Dans une récente décision, la Cour d’appel des États-Unis pour le 7e circuit à Chicago a estimé qu’un lycée de l’Indiana n’avait pas violé les lois fédérales sur la discrimination au travail en ayant prétendument forcé un professeur de musique à quitter son poste après qu’il eut refusé, pour des raisons religieuses, d’utiliser les prénoms choisis par des élèves transgenres. L’enseignant, John Kluge, a affirmé que ses convictions religieuses chrétiennes l’empêchaient de se conformer à la politique de l’école exigeant du personnel qu’il utilise les prénoms choisis et les pronoms des élèves. Bien que l’école ait d’abord autorisé Kluge à appeler les élèves par leur nom de famille, elle est revenue sur cet accommodement après avoir reçu des plaintes d’élèves et de membres du personnel. Kluge a finalement démissionné en 2018 après avoir été informé qu’il serait licencié.

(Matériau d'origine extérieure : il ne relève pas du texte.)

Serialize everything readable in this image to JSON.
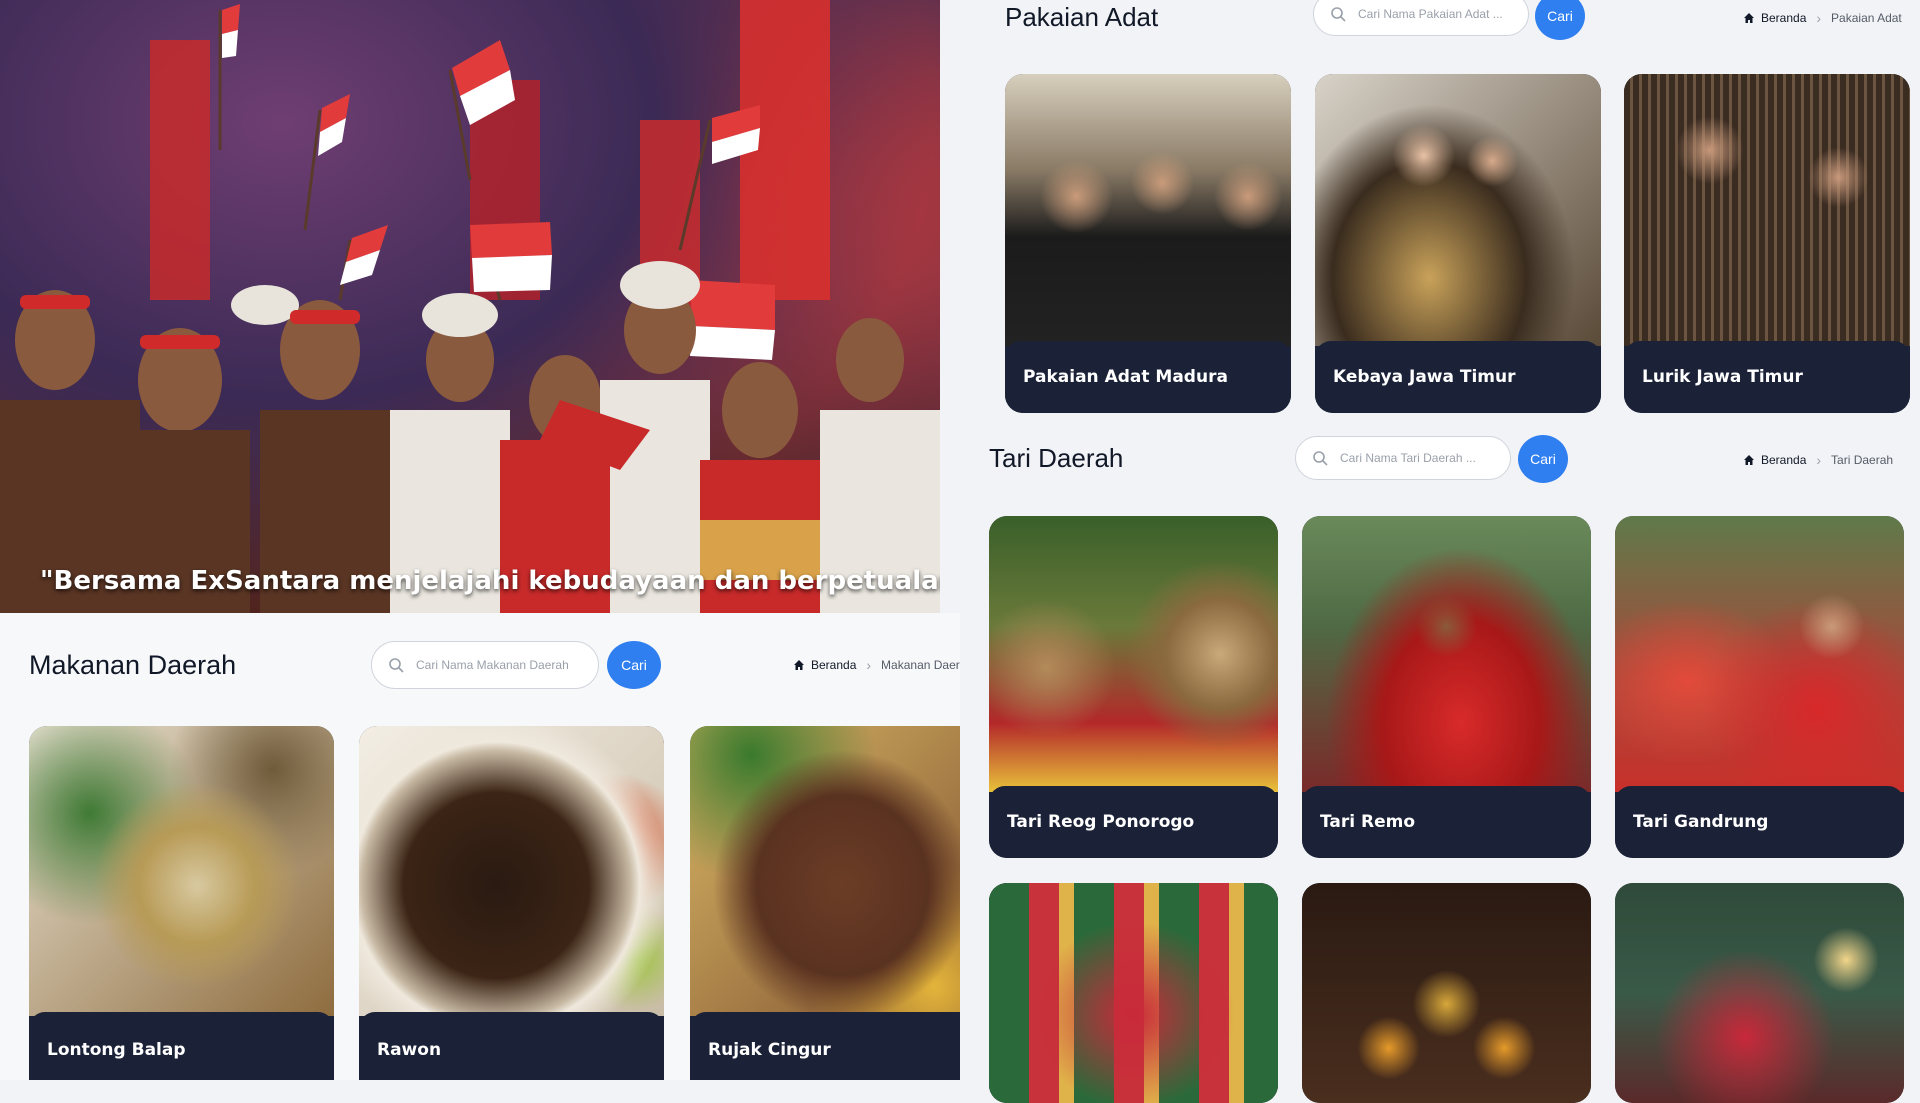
{
  "hero": {
    "quote": "\"Bersama ExSantara menjelajahi kebudayaan dan berpetualang"
  },
  "makanan": {
    "title": "Makanan Daerah",
    "search_placeholder": "Cari Nama Makanan Daerah",
    "button_label": "Cari",
    "breadcrumb": {
      "home": "Beranda",
      "current": "Makanan Daerah"
    },
    "items": [
      {
        "label": "Lontong Balap"
      },
      {
        "label": "Rawon"
      },
      {
        "label": "Rujak Cingur"
      }
    ]
  },
  "pakaian": {
    "title": "Pakaian Adat",
    "search_placeholder": "Cari Nama Pakaian Adat ...",
    "button_label": "Cari",
    "breadcrumb": {
      "home": "Beranda",
      "current": "Pakaian Adat"
    },
    "items": [
      {
        "label": "Pakaian Adat Madura"
      },
      {
        "label": "Kebaya Jawa Timur"
      },
      {
        "label": "Lurik Jawa Timur"
      }
    ]
  },
  "tari": {
    "title": "Tari Daerah",
    "search_placeholder": "Cari Nama Tari Daerah ...",
    "button_label": "Cari",
    "breadcrumb": {
      "home": "Beranda",
      "current": "Tari Daerah"
    },
    "items": [
      {
        "label": "Tari Reog Ponorogo"
      },
      {
        "label": "Tari Remo"
      },
      {
        "label": "Tari Gandrung"
      }
    ]
  },
  "colors": {
    "accent": "#2f7ff0",
    "card_caption": "#1b2238",
    "page_background": "#f2f3f6"
  },
  "icons": {
    "search": "search-icon",
    "home": "home-icon",
    "breadcrumb_separator": "chevron-right-icon"
  }
}
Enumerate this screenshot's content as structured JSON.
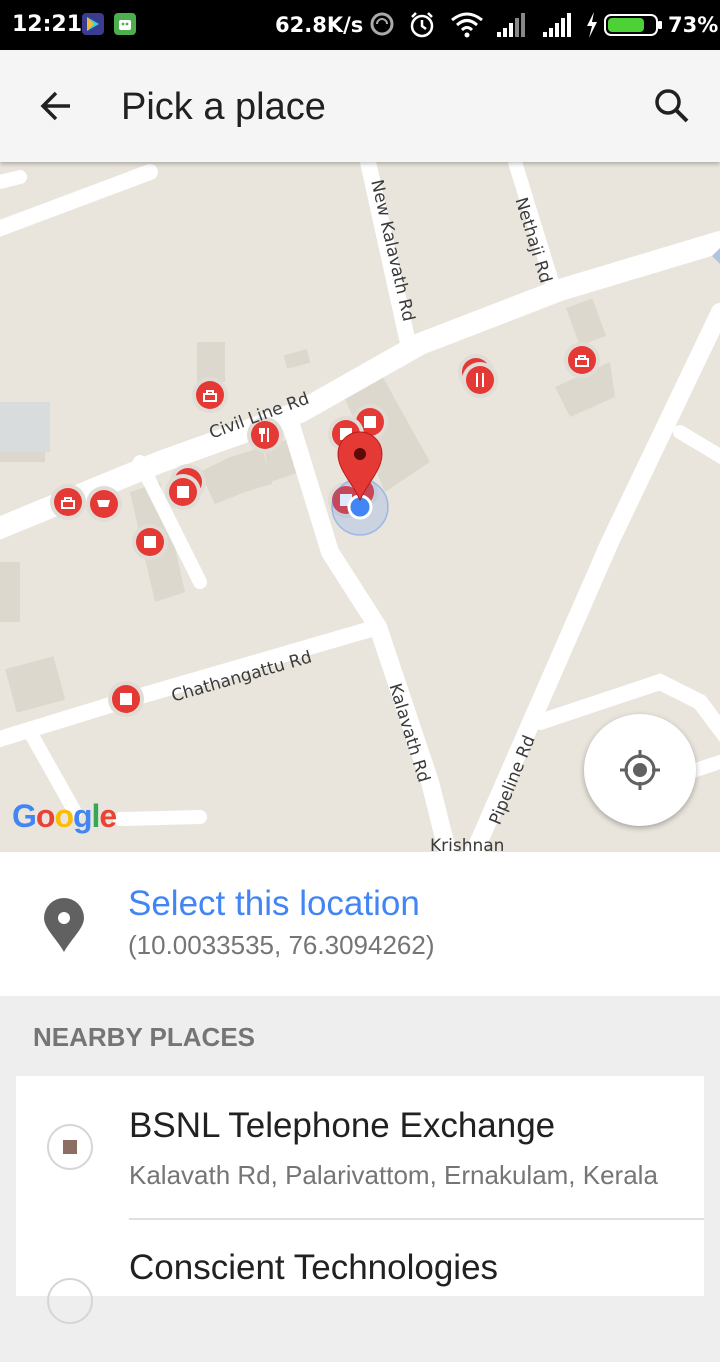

Alliance Defending Freedom, un groupe juridique chrétien conservateur, a représenté Kluge dans son action en justice contre le district scolaire, demandant sa réintégration et des dommages-intérêts non précisés pour la violation alléguée de ses droits fédéraux en matière de discrimination au travail. Toutefois, le 7e circuit a jugé que les droits religieux de Kluge étaient supplantés par le préjudice potentiel et la perturbation que son comportement pouvait causer à l’environnement d’apprentissage du Brownsburg High School, dans la banlieue d’Indianapolis.
La décision a suscité l’indignation des défenseurs LGBTQ+ et des organisations de défense des droits civiques, qui ont critiqué la décision du tribunal comme discriminatoire et nuisible pour les élèves transgenres. L’opinion dissidente du juge d’appel Michael Brennan a soutenu que la capacité de l’école à atténuer toute perturbation résultant du comportement de Kluge n’était pas claire, suggérant qu’un jury aurait dû décider si les droits de Kluge avaient été violés.
Cette décision met en lumière le débat en cours sur la manière d’équilibrer liberté religieuse et droits LGBTQ+ dans les institutions publiques. Si la loi fédérale exige que les employeurs accommodent les croyances religieuses de leurs salariés, elle interdit aussi la discrimination au travail fondée sur l’identité de genre et l’orientation sexuelle. Les défenseurs des droits LGBTQ+ soutiennent que l’accommodement des croyances religieuses ne doit pas se faire au détriment de l’égalité de traitement et de l’inclusion des élèves et des employés transgenres.